Let's start this analysis with Minimal Version Selection, which is described as a "simple" alternative to other solutions of the version selection problem. To put a complicated problem in very simple terms, this is solving the problem of picking versions of libraries needed to build a program. The Minimal Version Selection paper does a really great job of exploring the problem space. If you are at all unfamiliar with this topic, I really suggest reading it.

Something interesting about this problem is that it's NP-complete, meaning that it's one of the hardest problems you can solve with a computer. So, looking at it again, let's see which sense of the word "simple" is likely being used here. I think Russ Cox was getting at "readily understood or performed" with the word "simple".

Minimal Version Selection is very readily understood and performed. It's mainly described in a paper on Russ' website and the paper is very concise and easy to understand. It does its job. It works, does its thing and then gets out of your way so you can go back to writing the programs you want to write.

However, as a side effect of this easy to understand (and likely very easy to program) implementation of the version selection problem, there are some practical issues that can crop up like landmines, especially so when you consider "simple" to mean "free of secondary complications".

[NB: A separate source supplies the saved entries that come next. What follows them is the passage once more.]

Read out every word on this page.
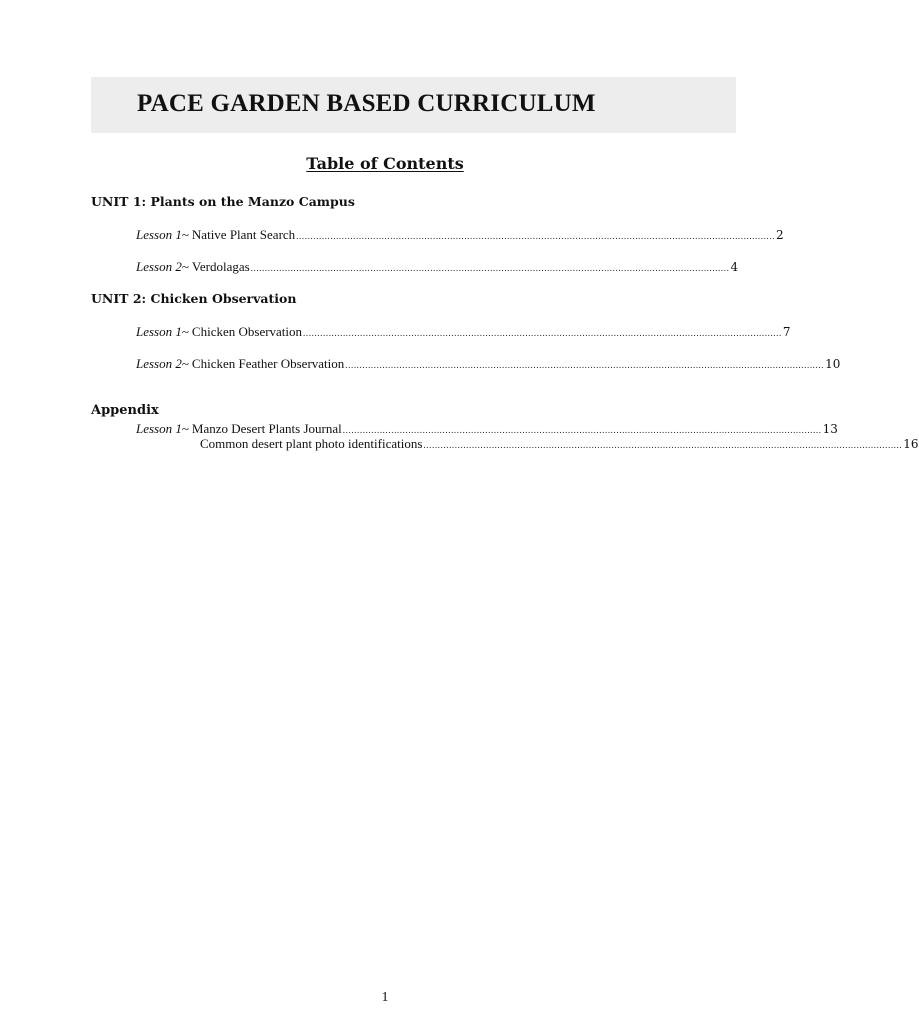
PACE GARDEN BASED CURRICULUM
Table of Contents
UNIT 1: Plants on the Manzo Campus
Lesson 1 ~ Native Plant Search ........................................................................................................................................................................ 2
Lesson 2 ~ Verdolagas ........................................................................................................................................................................ 4
UNIT 2: Chicken Observation
Lesson 1 ~ Chicken Observation ........................................................................................................................................................................ 7
Lesson 2 ~ Chicken Feather Observation ........................................................................................................................................................................ 10
Appendix
Lesson 1 ~ Manzo Desert Plants Journal ........................................................................................................................................................................ 13
Common desert plant photo identifications ........................................................................................................................................................................ 16
1
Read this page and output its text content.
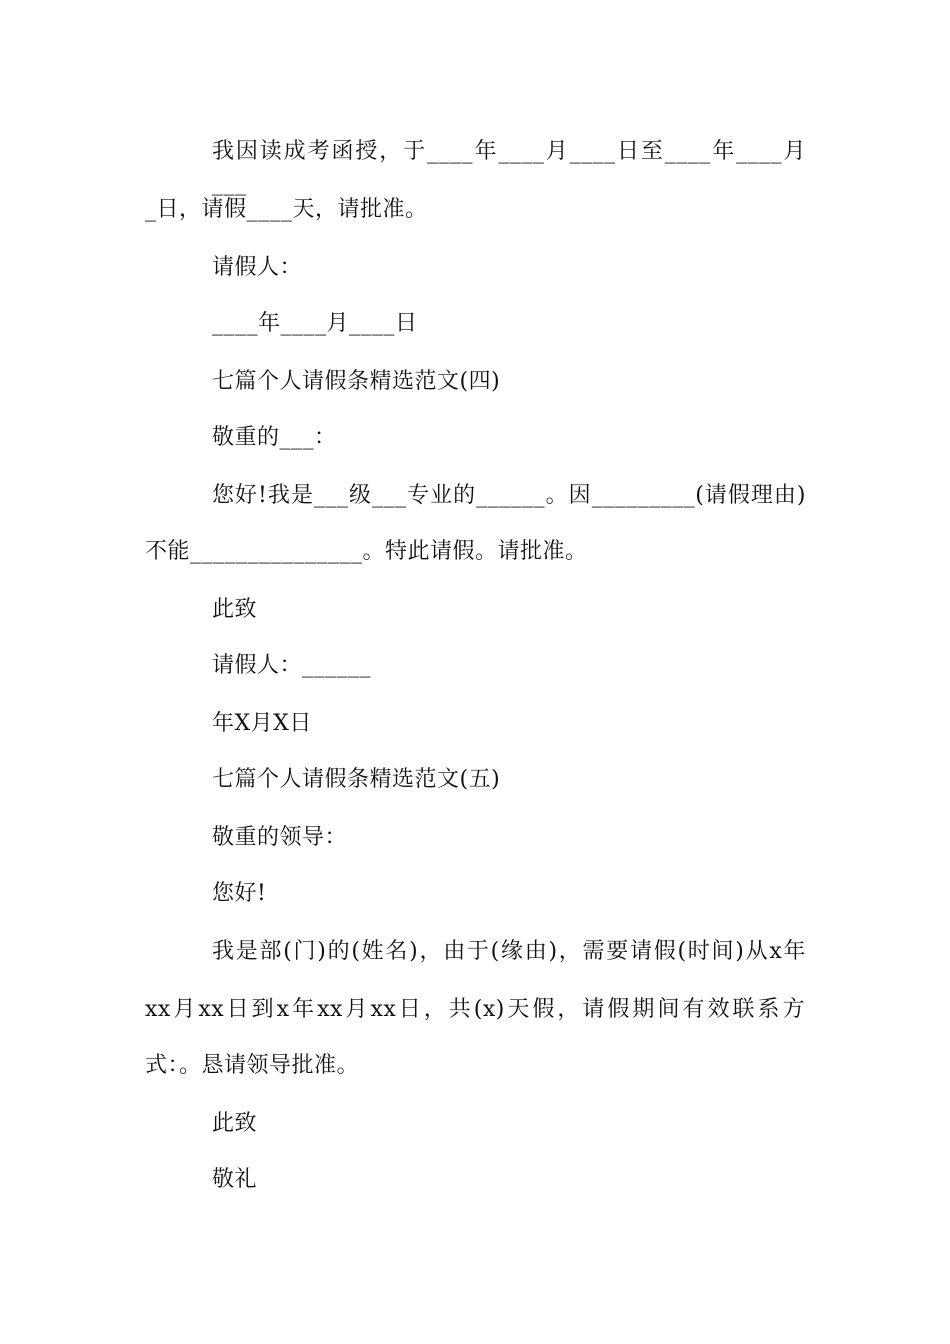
我因读成考函授，于____年____月____日至____年____月___
_日，请假____天，请批准。
请假人：
____年____月____日
七篇个人请假条精选范文(四)
敬重的___：
您好!我是___级___专业的______。因_________(请假理由)
不能_______________。特此请假。请批准。
此致
请假人：______
年X月X日
七篇个人请假条精选范文(五)
敬重的领导：
您好!
我是部(门)的(姓名)，由于(缘由)，需要请假(时间)从x年
xx月xx日到x年xx月xx日，共(x)天假，请假期间有效联系方
式：。恳请领导批准。
此致
敬礼
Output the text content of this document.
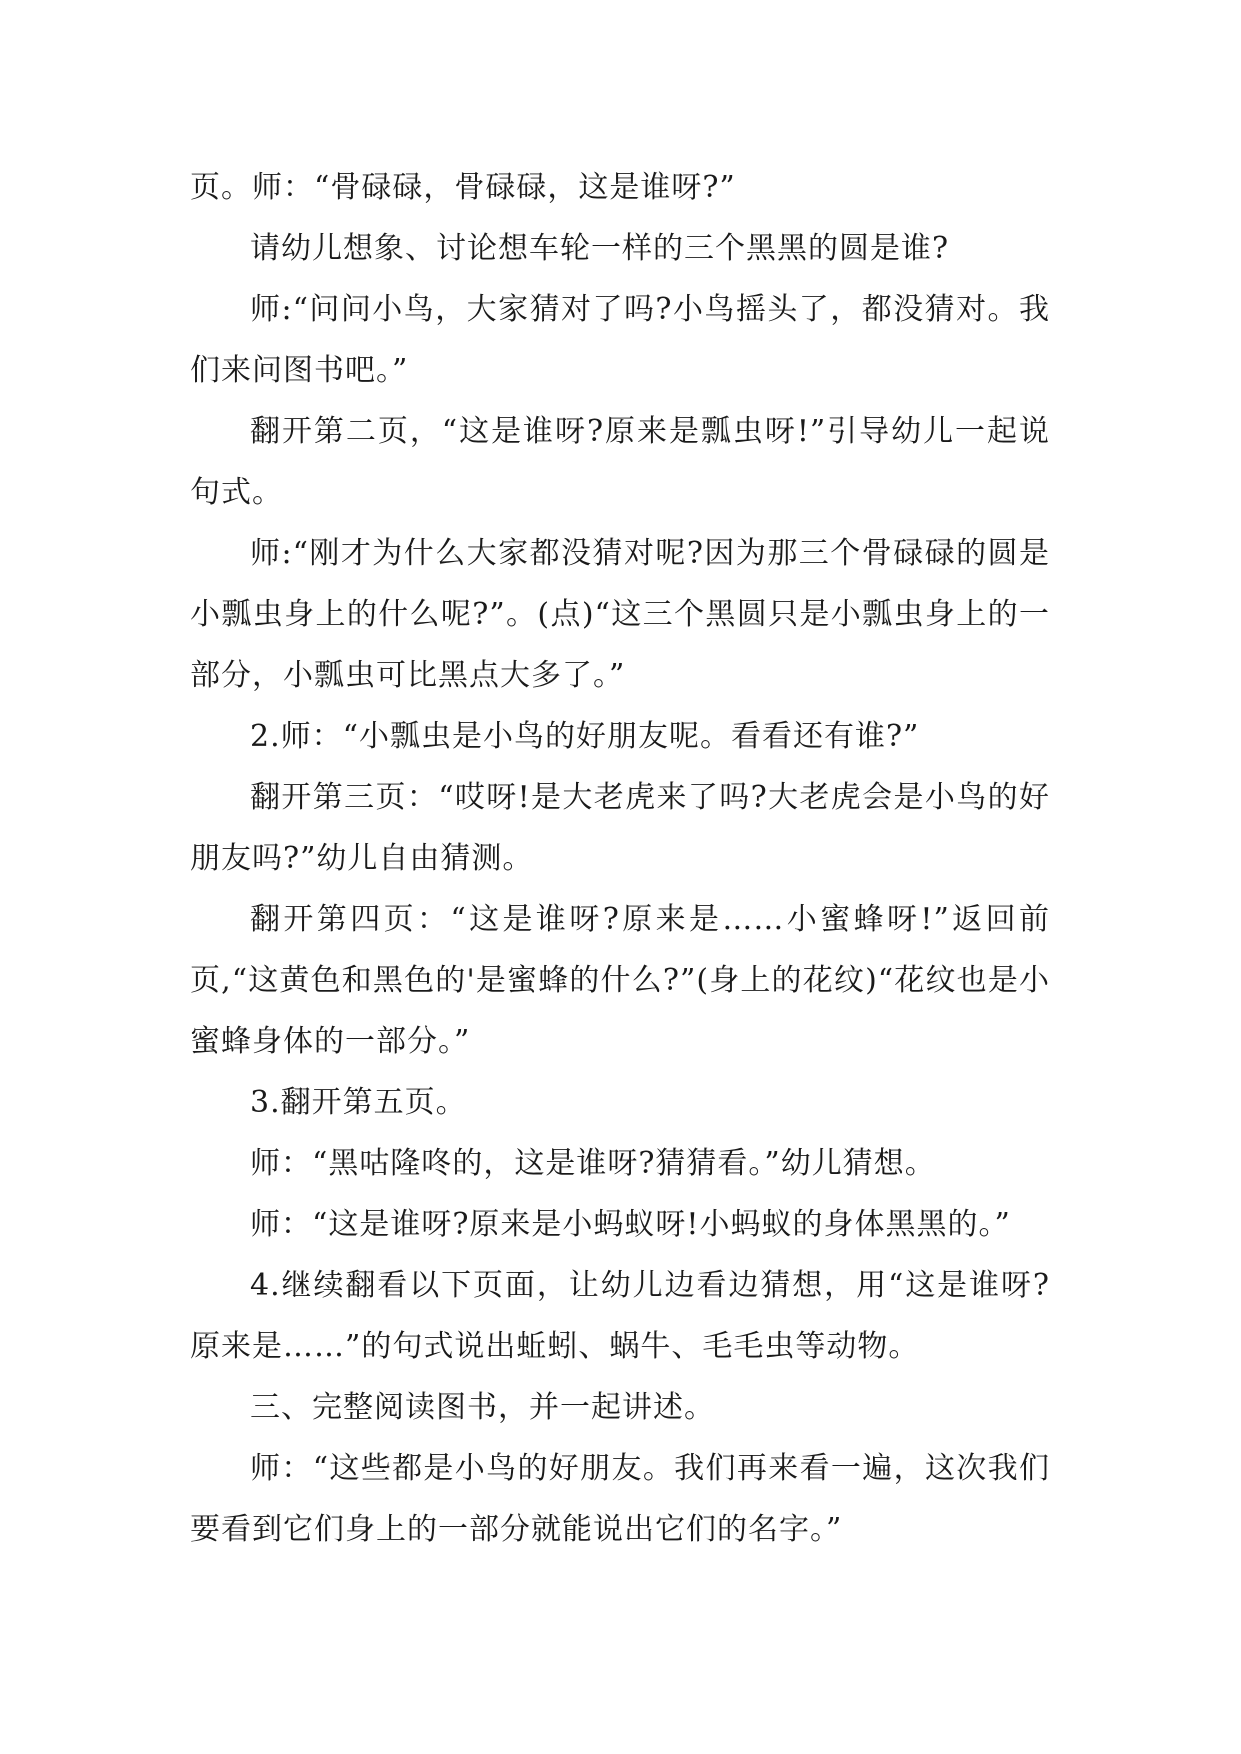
页。师：“骨碌碌，骨碌碌，这是谁呀?”

请幼儿想象、讨论想车轮一样的三个黑黑的圆是谁?

师:“问问小鸟，大家猜对了吗?小鸟摇头了，都没猜对。我们来问图书吧。”

翻开第二页，“这是谁呀?原来是瓢虫呀!”引导幼儿一起说句式。

师:“刚才为什么大家都没猜对呢?因为那三个骨碌碌的圆是小瓢虫身上的什么呢?”。(点)“这三个黑圆只是小瓢虫身上的一部分，小瓢虫可比黑点大多了。”

2.师：“小瓢虫是小鸟的好朋友呢。看看还有谁?”

翻开第三页：“哎呀!是大老虎来了吗?大老虎会是小鸟的好朋友吗?”幼儿自由猜测。

翻开第四页：“这是谁呀?原来是……小蜜蜂呀!”返回前页,“这黄色和黑色的'是蜜蜂的什么?”(身上的花纹)“花纹也是小蜜蜂身体的一部分。”

3.翻开第五页。

师：“黑咕隆咚的，这是谁呀?猜猜看。”幼儿猜想。

师：“这是谁呀?原来是小蚂蚁呀!小蚂蚁的身体黑黑的。”

4.继续翻看以下页面，让幼儿边看边猜想，用“这是谁呀?原来是……”的句式说出蚯蚓、蜗牛、毛毛虫等动物。

三、完整阅读图书，并一起讲述。

师：“这些都是小鸟的好朋友。我们再来看一遍，这次我们要看到它们身上的一部分就能说出它们的名字。”
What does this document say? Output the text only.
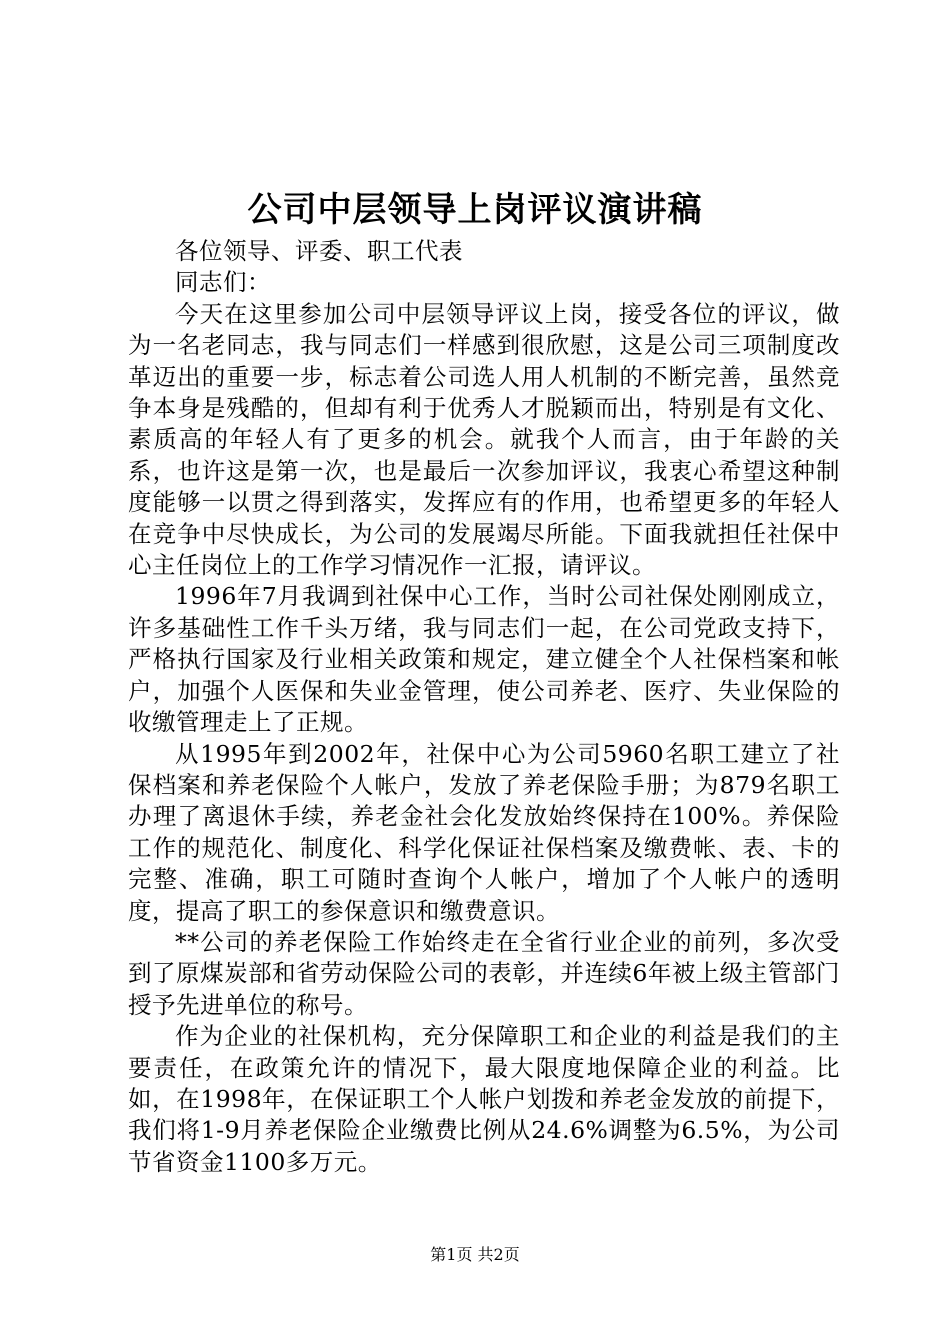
公司中层领导上岗评议演讲稿

各位领导、评委、职工代表

同志们：

今天在这里参加公司中层领导评议上岗，接受各位的评议，做为一名老同志，我与同志们一样感到很欣慰，这是公司三项制度改革迈出的重要一步，标志着公司选人用人机制的不断完善，虽然竞争本身是残酷的，但却有利于优秀人才脱颖而出，特别是有文化、素质高的年轻人有了更多的机会。就我个人而言，由于年龄的关系，也许这是第一次，也是最后一次参加评议，我衷心希望这种制度能够一以贯之得到落实，发挥应有的作用，也希望更多的年轻人在竞争中尽快成长，为公司的发展竭尽所能。下面我就担任社保中心主任岗位上的工作学习情况作一汇报，请评议。

1996年7月我调到社保中心工作，当时公司社保处刚刚成立，许多基础性工作千头万绪，我与同志们一起，在公司党政支持下，严格执行国家及行业相关政策和规定，建立健全个人社保档案和帐户，加强个人医保和失业金管理，使公司养老、医疗、失业保险的收缴管理走上了正规。

从1995年到2002年，社保中心为公司5960名职工建立了社保档案和养老保险个人帐户，发放了养老保险手册；为879名职工办理了离退休手续，养老金社会化发放始终保持在100%。养保险工作的规范化、制度化、科学化保证社保档案及缴费帐、表、卡的完整、准确，职工可随时查询个人帐户，增加了个人帐户的透明度，提高了职工的参保意识和缴费意识。

**公司的养老保险工作始终走在全省行业企业的前列，多次受到了原煤炭部和省劳动保险公司的表彰，并连续6年被上级主管部门授予先进单位的称号。

作为企业的社保机构，充分保障职工和企业的利益是我们的主要责任，在政策允许的情况下，最大限度地保障企业的利益。比如，在1998年，在保证职工个人帐户划拨和养老金发放的前提下，我们将1-9月养老保险企业缴费比例从24.6%调整为6.5%，为公司节省资金1100多万元。

第1页 共2页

Let's take this image from Russ' article as an example:

A dependency tree showing an old version of package D selecting an old version of package E

Say that you want to depend on package B, which depends on package D, which depends on package E. With older versions of the Go toolchain, installing package B into your project grabs the newest possible version of that package and uses that. In Go modules, it will grab version 1.3 of package D, which depends on version 1.2 of package E. For people that have used Go for years, this behavior violates the expectation that you will always have the newest possible version of the program.

Even worse, this makes it very easy to accidentally pull buggy packages into your program too. Let's say that version 1.3 of package D has a known security flaw that will result in code execution. Your solution will be to upgrade package D to version 1.4 to fix this, but unless the maintainers of package B set an exclude directive on that module forbidding the Go toolchain from using that version.

On one hand, yes this is simple as in it's easy to understand, but it is not simple in the sense that it has few hidden costs. They have very good reasons to avoid making the version selection code too complicated; however any way you look at this problem it is still a very difficult problem, and the complication has to go somewhere. In this case, doing the naiive thing that Go does can and will actively harm people in the worst ways.

But the Go team themselves may not end up actually hearing about that harm. The algorithm itself has greater consequences beyond the code they write. Maybe it would be better to describe Minimal Version Selection as "easily understandable" rather than "simple".

-Wpedantic: It may also be a good idea to try to avoid too much clever thinking into critical parts of infrastructure like this. Not to say there's no room for research into this branch of computer science, because there definitely is; maybe it's something that shouldn't be put into production across hundreds of thousands of companies production environments.

Operators of software are often distracted and not always knowledgeable about the minutae of how something they are using is implemented (and arguably they shouldn't have to be to prevent the
PGP problem).